What exactly is the test for 101 eligibility? The Federal Circuit is still trying to figure that out.
In a 61 page opinion, a Fed. Cir. panel reversed invalidation of four patents on 101 grounds. These patents described a system that allows network providers to more easily bill for use of their networks. The system works by capturing network load information in a distributed manner, and this obviates the need for all network load information to flow through a specific point.
The decision was 2-1, and the central dispute was over the test for patent eligibility. Is there a single, articulated test for eligibility as the dissent urged? Or should these cases be taken on case-by-case basis and compared to all prior decisions to determine which they most closely resemble? The latter view prevailed.
Here the claims were eligible because the generic components operated in an unconventional manner, even though they were generic:
[The claims purposefully arrange] . . . the components in a distributed architecture to achieve a technological solution to a technological problem specific to computer networks.

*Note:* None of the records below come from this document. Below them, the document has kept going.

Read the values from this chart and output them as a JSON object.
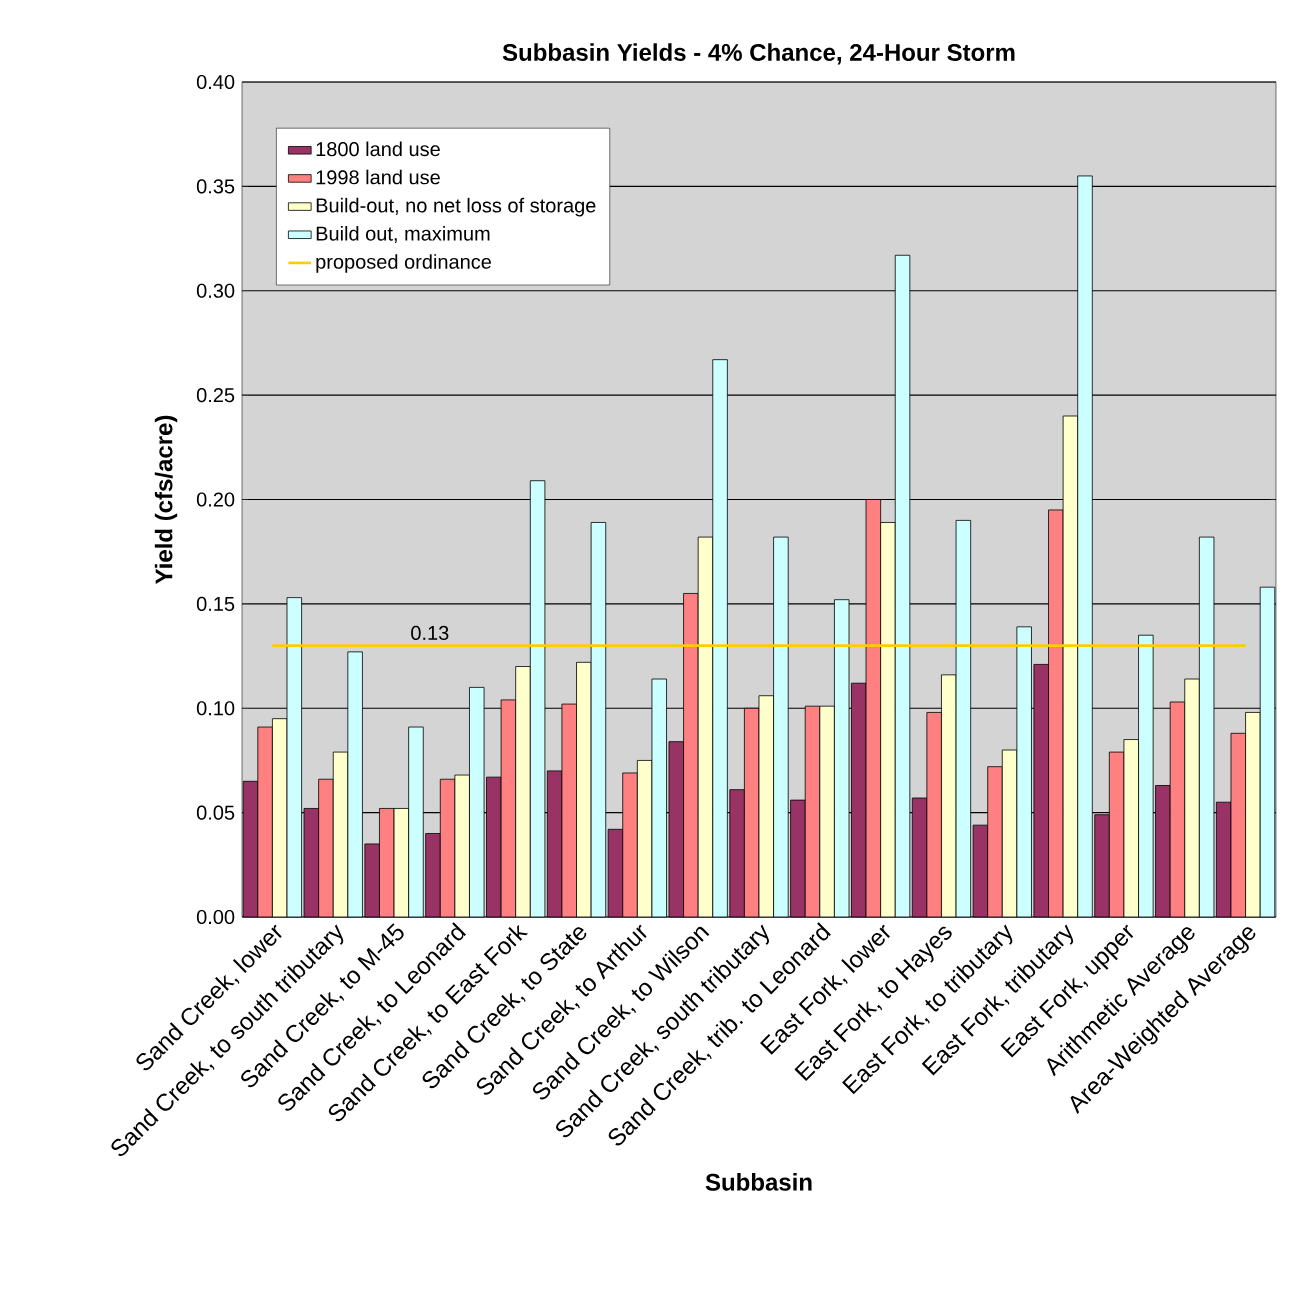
{
  "chart_data": {
    "type": "bar",
    "title": "Subbasin Yields - 4% Chance, 24-Hour Storm",
    "xlabel": "Subbasin",
    "ylabel": "Yield (cfs/acre)",
    "categories": [
      "Sand Creek, lower",
      "Sand Creek, to south tributary",
      "Sand Creek, to M-45",
      "Sand Creek, to Leonard",
      "Sand Creek, to East Fork",
      "Sand Creek, to State",
      "Sand Creek, to Arthur",
      "Sand Creek, to Wilson",
      "Sand Creek, south tributary",
      "Sand Creek, trib. to Leonard",
      "East Fork, lower",
      "East Fork, to Hayes",
      "East Fork, to tributary",
      "East Fork, tributary",
      "East Fork, upper",
      "Arithmetic Average",
      "Area-Weighted Average"
    ],
    "series": [
      {
        "name": "1800 land use",
        "color": "#993366",
        "values": [
          0.065,
          0.052,
          0.035,
          0.04,
          0.067,
          0.07,
          0.042,
          0.084,
          0.061,
          0.056,
          0.112,
          0.057,
          0.044,
          0.121,
          0.049,
          0.063,
          0.055
        ]
      },
      {
        "name": "1998 land use",
        "color": "#ff8080",
        "values": [
          0.091,
          0.066,
          0.052,
          0.066,
          0.104,
          0.102,
          0.069,
          0.155,
          0.1,
          0.101,
          0.2,
          0.098,
          0.072,
          0.195,
          0.079,
          0.103,
          0.088
        ]
      },
      {
        "name": "Build-out, no net loss of storage",
        "color": "#ffffcc",
        "values": [
          0.095,
          0.079,
          0.052,
          0.068,
          0.12,
          0.122,
          0.075,
          0.182,
          0.106,
          0.101,
          0.189,
          0.116,
          0.08,
          0.24,
          0.085,
          0.114,
          0.098
        ]
      },
      {
        "name": "Build out, maximum",
        "color": "#ccffff",
        "values": [
          0.153,
          0.127,
          0.091,
          0.11,
          0.209,
          0.189,
          0.114,
          0.267,
          0.182,
          0.152,
          0.317,
          0.19,
          0.139,
          0.355,
          0.135,
          0.182,
          0.158
        ]
      },
      {
        "name": "proposed ordinance",
        "type": "line",
        "color": "#ffcc00",
        "values": [
          0.13,
          0.13,
          0.13,
          0.13,
          0.13,
          0.13,
          0.13,
          0.13,
          0.13,
          0.13,
          0.13,
          0.13,
          0.13,
          0.13,
          0.13,
          0.13,
          0.13
        ],
        "value_labels": [
          null,
          null,
          null,
          "0.13",
          null,
          null,
          null,
          null,
          null,
          null,
          null,
          null,
          null,
          null,
          null,
          null,
          null
        ]
      }
    ],
    "ylim": [
      0,
      0.4
    ],
    "yticks": [
      {
        "value": 0,
        "label": "0.00"
      },
      0.05,
      {
        "value": 0.1,
        "label": "0.10"
      },
      0.15,
      {
        "value": 0.2,
        "label": "0.20"
      },
      0.25,
      {
        "value": 0.3,
        "label": "0.30"
      },
      0.35,
      {
        "value": 0.4,
        "label": "0.40"
      }
    ],
    "grid": "y",
    "legend": "top left"
  }
}
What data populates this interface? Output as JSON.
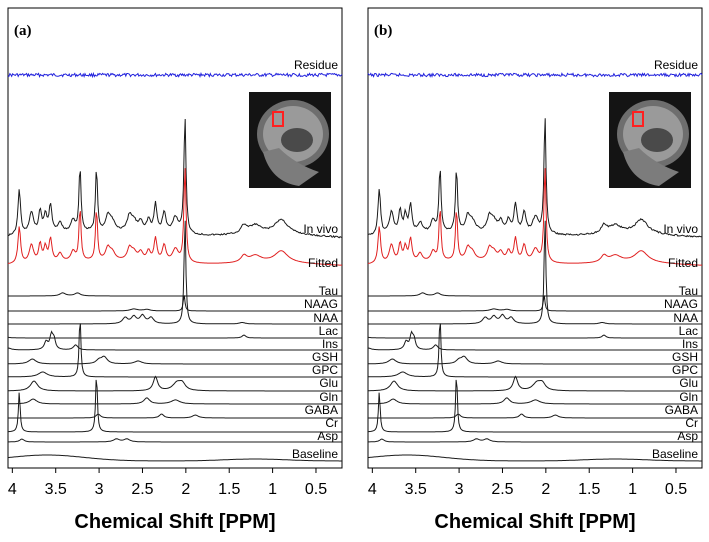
{
  "chart_data": [
    {
      "type": "line",
      "panel": "(a)",
      "xlabel": "Chemical Shift [PPM]",
      "xlim": [
        4.05,
        0.2
      ],
      "ticks": [
        4,
        3.5,
        3,
        2.5,
        2,
        1.5,
        1,
        0.5
      ],
      "tick_labels": [
        "4",
        "3.5",
        "3",
        "2.5",
        "2",
        "1.5",
        "1",
        "0.5"
      ],
      "traces": [
        "Residue",
        "In vivo",
        "Fitted",
        "Tau",
        "NAAG",
        "NAA",
        "Lac",
        "Ins",
        "GSH",
        "GPC",
        "Glu",
        "Gln",
        "GABA",
        "Cr",
        "Asp",
        "Baseline"
      ]
    },
    {
      "type": "line",
      "panel": "(b)",
      "xlabel": "Chemical Shift [PPM]",
      "xlim": [
        4.05,
        0.2
      ],
      "ticks": [
        4,
        3.5,
        3,
        2.5,
        2,
        1.5,
        1,
        0.5
      ],
      "tick_labels": [
        "4",
        "3.5",
        "3",
        "2.5",
        "2",
        "1.5",
        "1",
        "0.5"
      ],
      "traces": [
        "Residue",
        "In vivo",
        "Fitted",
        "Tau",
        "NAAG",
        "NAA",
        "Lac",
        "Ins",
        "GSH",
        "GPC",
        "Glu",
        "Gln",
        "GABA",
        "Cr",
        "Asp",
        "Baseline"
      ]
    }
  ],
  "colors": {
    "residue": "#2222dd",
    "fitted": "#e02020",
    "trace": "#1a1a1a",
    "voxel": "#ff2020"
  }
}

Interestingly, the dissent focuses on the claims’ functional language and concludes that they therefore recite only abstract ideas:
Rather than reciting structure, claim 1 defines the program product using only functional limitations. Looking at those limitations, I find no specific process for accomplishing the abstract goal of combining data from two sources.
Functional claiming is rampant and insufficiently policed, but the remedy is application of means-plus-function limitations, not patent ineligibility.
These claims are probably eligible, and I particularly like the “technological solution to a technological problem” language that is being used more often. In any case, the fall out from Alice continues.
“Product hopping” occurs when a drug maker creates a new version of their drug. The drug maker “hops” from one version (a 75mg tablet) to a new version (a 150mg tablet). The changes are not usually related to the efficacy of the drug. Perhaps the new version has to be taken less often.
But the hop can complicate generic substitutions. A generic (cheaper) drug must be shown bioequivalent to receive fast approval and allow pharmacists to make substitutions. The alleged goal of many product hops is to complicate the ability of generics to compete.
Does product hopping violate antitrust laws? Not without good evidence of monopoly power.
In a Sept. 28, 2016 decision the Third Circuit concluded there was insufficient evidence that the makers of Doryx acne medication had sufficient market power to support a claim for antitrust.
Takeaway: product hopping isn’t per se illegal and won’t necessarily be analyzed any differently from other alleged antitrust violations. Indeed the Third Circuit echoed concerns by the District Court that product hopping allegations could discourage routine innovation:
The prospect of costly and uncertain litigation every time a company reformulates a brand-name drug would likely increase costs and discourage manufacturers from seeking to improve existing drugs.
The news today thinks it knows how John Podesta, Hillary Clinton’s campaign chairperson, got badly hacked.
John gets an email. It’s allegedly from
firstname.lastname@example.org. It tells him that “someone” from the Ukraine tried to login to his Gmail account, and he should change his password.
John’s IT person inexplicably says the email is legit and that he should change his password immediately. John apparently clicks the provided link and gives his Gmail password away.
Red flags that the email is not legit:
- The subject is *Sоmeоne has your passwоrd*. Hmm… odd phrasing. Odd-looking o‘s.
- The change password link is to a bitly.com address. (Don’t go there.)
Do not click links in emails. Especially do not click links in odd emails or on links behind link shortening services.
I don’t really blame Mr. Podesta. We expect too much of users regarding computer security. But still. This is avoidable.